Shan National Day/Shan State Day at Loi Tai Leng, the SSA-S headquarters (Photo: Irrawaddy)
Shan National Day/Shan State Day at Loi Tai Leng, the SSA-S headquarters (Photo: Irrawaddy)

The some 50 participants attending the event were made up of both Shan migrants and Thai-born Shans. Many were either too young or uninformed about the day.

It was Hsai Lern Kham, 67, who, as a young student in Rangoon had participated in several annual commemorations of the day, acquainted the audience with its history. “It wasn’t easy to hold a ceremony to observe the day under the military government in those days,” he recalled. “I remember that one of the students was detained and imprisoned for six years soon after he delivered a fiery speech at an event in 1963 in Taunggyi.”

Mai Hawng, also 68, admonished his audience with a warning. “Jews that didn’t have a country to call their own founded one.
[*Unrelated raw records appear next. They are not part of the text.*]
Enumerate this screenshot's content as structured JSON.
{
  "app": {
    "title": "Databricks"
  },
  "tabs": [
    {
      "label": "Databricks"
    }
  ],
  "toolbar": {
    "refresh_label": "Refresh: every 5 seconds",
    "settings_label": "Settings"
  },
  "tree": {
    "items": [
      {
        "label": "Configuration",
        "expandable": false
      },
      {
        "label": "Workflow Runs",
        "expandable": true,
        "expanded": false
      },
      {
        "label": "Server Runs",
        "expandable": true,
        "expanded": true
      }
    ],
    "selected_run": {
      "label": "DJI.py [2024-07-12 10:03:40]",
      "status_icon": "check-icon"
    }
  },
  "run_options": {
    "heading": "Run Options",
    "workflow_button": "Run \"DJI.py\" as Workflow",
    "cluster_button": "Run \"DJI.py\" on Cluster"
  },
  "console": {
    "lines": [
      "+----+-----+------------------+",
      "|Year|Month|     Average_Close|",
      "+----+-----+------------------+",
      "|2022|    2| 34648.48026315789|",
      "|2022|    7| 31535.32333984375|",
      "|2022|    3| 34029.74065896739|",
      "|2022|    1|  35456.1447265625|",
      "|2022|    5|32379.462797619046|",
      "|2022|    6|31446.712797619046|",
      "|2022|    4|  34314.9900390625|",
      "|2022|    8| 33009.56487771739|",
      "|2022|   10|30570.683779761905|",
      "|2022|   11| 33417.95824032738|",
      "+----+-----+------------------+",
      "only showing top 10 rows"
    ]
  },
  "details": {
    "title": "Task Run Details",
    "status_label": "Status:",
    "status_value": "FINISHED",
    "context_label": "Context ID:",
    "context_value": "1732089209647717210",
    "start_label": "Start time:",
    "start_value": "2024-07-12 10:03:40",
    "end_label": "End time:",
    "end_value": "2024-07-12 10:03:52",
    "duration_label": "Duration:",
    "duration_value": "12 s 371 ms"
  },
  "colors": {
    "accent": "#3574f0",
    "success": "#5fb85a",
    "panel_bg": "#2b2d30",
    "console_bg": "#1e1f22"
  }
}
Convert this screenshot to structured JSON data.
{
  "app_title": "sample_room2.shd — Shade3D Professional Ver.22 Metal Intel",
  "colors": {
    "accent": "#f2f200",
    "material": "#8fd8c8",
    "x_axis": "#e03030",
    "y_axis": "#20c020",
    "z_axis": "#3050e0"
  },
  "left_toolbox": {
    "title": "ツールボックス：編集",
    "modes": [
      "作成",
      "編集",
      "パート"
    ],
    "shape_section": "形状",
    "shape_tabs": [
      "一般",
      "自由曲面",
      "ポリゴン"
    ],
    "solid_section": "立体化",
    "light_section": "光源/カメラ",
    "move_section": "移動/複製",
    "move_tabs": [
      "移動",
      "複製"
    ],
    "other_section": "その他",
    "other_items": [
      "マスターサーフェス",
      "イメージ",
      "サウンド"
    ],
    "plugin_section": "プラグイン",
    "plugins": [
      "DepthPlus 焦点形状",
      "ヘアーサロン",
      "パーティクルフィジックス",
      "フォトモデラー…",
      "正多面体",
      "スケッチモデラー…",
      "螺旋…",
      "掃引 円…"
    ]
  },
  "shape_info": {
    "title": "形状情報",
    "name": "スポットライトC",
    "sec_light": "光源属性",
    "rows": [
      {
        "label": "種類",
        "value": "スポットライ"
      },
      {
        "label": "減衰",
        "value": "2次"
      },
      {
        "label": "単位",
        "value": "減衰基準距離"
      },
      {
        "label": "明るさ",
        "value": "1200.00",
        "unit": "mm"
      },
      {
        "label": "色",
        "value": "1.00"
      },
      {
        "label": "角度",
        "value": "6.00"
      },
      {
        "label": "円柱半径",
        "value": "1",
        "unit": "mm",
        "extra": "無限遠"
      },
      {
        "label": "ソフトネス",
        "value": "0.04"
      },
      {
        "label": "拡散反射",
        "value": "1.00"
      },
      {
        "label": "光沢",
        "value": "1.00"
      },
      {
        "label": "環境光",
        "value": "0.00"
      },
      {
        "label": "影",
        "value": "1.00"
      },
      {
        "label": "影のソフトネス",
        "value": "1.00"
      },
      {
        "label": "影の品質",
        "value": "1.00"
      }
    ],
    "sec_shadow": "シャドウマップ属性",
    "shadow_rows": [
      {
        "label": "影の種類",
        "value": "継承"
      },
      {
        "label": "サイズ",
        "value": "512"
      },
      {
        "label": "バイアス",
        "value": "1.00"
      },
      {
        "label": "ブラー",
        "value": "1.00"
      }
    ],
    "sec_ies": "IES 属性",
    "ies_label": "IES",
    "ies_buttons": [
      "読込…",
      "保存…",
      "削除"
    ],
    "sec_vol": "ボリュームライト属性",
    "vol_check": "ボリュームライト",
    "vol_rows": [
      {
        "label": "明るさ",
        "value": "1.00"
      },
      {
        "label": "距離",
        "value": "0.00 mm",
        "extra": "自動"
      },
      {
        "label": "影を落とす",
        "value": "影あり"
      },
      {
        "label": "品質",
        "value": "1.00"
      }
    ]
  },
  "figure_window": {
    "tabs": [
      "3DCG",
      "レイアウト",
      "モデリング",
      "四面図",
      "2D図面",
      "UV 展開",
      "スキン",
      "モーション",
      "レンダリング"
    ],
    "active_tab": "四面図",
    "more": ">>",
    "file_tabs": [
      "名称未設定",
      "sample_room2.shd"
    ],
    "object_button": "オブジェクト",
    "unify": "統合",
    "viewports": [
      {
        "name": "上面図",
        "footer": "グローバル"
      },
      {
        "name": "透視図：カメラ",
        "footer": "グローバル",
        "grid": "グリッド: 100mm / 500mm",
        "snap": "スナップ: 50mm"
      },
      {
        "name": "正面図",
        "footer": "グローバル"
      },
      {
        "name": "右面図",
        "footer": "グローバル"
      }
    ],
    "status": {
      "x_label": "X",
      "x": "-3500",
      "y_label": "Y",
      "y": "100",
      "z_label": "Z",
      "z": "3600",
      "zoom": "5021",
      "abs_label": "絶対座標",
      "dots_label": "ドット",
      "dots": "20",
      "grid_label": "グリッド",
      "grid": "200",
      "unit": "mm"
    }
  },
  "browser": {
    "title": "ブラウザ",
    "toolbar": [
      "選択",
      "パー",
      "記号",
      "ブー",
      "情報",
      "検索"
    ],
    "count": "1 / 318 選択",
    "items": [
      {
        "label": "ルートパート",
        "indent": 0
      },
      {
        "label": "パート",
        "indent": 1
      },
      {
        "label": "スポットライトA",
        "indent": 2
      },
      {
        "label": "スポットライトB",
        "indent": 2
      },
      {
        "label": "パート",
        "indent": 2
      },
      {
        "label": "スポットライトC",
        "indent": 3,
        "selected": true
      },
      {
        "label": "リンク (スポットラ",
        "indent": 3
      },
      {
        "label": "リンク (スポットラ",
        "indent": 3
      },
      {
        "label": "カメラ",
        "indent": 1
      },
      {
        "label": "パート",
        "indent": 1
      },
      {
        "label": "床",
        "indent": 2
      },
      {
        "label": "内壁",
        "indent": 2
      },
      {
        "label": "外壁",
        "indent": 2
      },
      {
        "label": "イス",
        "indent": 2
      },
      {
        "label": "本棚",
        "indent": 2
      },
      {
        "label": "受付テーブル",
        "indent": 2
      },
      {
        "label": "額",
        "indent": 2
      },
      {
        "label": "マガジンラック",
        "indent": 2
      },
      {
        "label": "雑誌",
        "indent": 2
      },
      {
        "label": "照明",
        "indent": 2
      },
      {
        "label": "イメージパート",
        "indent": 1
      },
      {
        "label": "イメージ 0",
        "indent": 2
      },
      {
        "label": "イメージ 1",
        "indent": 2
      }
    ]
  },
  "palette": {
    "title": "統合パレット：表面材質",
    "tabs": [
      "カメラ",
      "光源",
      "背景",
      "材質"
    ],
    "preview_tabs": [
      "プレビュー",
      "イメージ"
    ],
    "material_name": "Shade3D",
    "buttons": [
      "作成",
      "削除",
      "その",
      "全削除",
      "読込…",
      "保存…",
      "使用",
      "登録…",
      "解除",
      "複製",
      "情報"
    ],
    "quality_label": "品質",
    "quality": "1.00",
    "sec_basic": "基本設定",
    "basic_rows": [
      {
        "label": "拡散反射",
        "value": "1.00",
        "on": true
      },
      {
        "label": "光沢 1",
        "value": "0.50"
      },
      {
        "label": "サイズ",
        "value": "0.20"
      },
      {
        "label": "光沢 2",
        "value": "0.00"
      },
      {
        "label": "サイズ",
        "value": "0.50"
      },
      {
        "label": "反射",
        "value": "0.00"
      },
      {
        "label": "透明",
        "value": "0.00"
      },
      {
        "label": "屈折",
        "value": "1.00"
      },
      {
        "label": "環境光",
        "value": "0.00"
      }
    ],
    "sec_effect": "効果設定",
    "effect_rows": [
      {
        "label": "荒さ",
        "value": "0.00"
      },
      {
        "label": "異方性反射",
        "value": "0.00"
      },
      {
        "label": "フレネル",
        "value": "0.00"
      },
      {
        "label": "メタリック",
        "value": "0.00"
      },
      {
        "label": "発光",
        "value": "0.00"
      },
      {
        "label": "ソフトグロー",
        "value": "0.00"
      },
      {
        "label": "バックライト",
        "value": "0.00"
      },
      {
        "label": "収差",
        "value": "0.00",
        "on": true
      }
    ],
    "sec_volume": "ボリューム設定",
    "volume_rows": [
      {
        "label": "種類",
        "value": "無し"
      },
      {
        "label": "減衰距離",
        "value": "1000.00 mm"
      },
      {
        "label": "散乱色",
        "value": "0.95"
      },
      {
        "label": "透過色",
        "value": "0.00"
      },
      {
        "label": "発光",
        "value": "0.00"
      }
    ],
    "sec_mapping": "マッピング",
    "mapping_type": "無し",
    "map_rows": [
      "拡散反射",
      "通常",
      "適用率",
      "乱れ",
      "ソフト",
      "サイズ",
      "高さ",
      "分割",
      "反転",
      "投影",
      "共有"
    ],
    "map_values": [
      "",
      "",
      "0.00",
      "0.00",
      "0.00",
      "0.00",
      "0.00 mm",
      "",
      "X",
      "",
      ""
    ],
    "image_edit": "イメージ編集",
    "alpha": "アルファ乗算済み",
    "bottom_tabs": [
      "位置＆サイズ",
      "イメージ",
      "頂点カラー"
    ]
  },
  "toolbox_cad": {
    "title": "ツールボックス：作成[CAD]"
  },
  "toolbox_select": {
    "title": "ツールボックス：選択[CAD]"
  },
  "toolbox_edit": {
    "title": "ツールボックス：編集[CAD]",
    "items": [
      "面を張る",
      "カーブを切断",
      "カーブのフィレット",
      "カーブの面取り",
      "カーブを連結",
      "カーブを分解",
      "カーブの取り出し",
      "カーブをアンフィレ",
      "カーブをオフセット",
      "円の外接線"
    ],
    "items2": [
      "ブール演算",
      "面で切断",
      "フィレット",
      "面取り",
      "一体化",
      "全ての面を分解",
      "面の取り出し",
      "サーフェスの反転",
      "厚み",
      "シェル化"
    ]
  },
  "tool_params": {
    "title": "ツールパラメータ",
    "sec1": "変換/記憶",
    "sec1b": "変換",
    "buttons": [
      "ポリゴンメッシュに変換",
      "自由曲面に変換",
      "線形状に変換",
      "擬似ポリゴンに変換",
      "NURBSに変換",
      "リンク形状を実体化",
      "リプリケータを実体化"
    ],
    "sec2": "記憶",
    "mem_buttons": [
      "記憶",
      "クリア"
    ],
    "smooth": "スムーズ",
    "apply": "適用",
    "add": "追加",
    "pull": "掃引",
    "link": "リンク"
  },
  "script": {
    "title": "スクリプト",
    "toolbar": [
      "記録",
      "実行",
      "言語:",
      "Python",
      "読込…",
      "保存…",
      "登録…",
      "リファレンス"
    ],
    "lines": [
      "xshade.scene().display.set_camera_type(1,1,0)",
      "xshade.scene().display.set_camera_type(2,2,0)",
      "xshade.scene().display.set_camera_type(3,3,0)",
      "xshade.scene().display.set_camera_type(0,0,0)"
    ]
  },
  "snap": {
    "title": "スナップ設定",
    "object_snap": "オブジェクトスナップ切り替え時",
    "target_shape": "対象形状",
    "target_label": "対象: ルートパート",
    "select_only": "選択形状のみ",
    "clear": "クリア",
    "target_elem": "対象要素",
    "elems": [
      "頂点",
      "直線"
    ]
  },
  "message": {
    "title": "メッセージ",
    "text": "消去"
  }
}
But the Shans who have it appears to be losing it.”

A young participant strongly agreed with him. “If you look at the demands for separate statehoods today you will find that only three (out of 55) townships remain with the Shans: Mongyai, Kehsi and Monghsu,” he said. “It’s time they start to shed their Terng Man La/Zarng Man (Let it be) attitude.”

Meanwhile, at the event in Loi Taileng the main base of the Restoration Council of Shan State/Shan State Army (RCSS/SSA), also known as the SSA South, leader Gen Yawd Serk urged thousands of his admirers who were gathered there not to let go the opportunity offered by the turn of events in the country to negotiate. “Whether there is trust or not is not the point,” he said. “The point is we have this opportunity to resolve our political issues by political means and we should seize it.”

The Shan National Day, as it was officially termed by the Palaung prince of Tawng Peng Sao Hkun Pan Sing on 11 February 1947, became Shan State Day during the years under military rule.

The event marks the day when Shan leaders set up their own Shan States Council to oppose the British president Federated Shan States Council.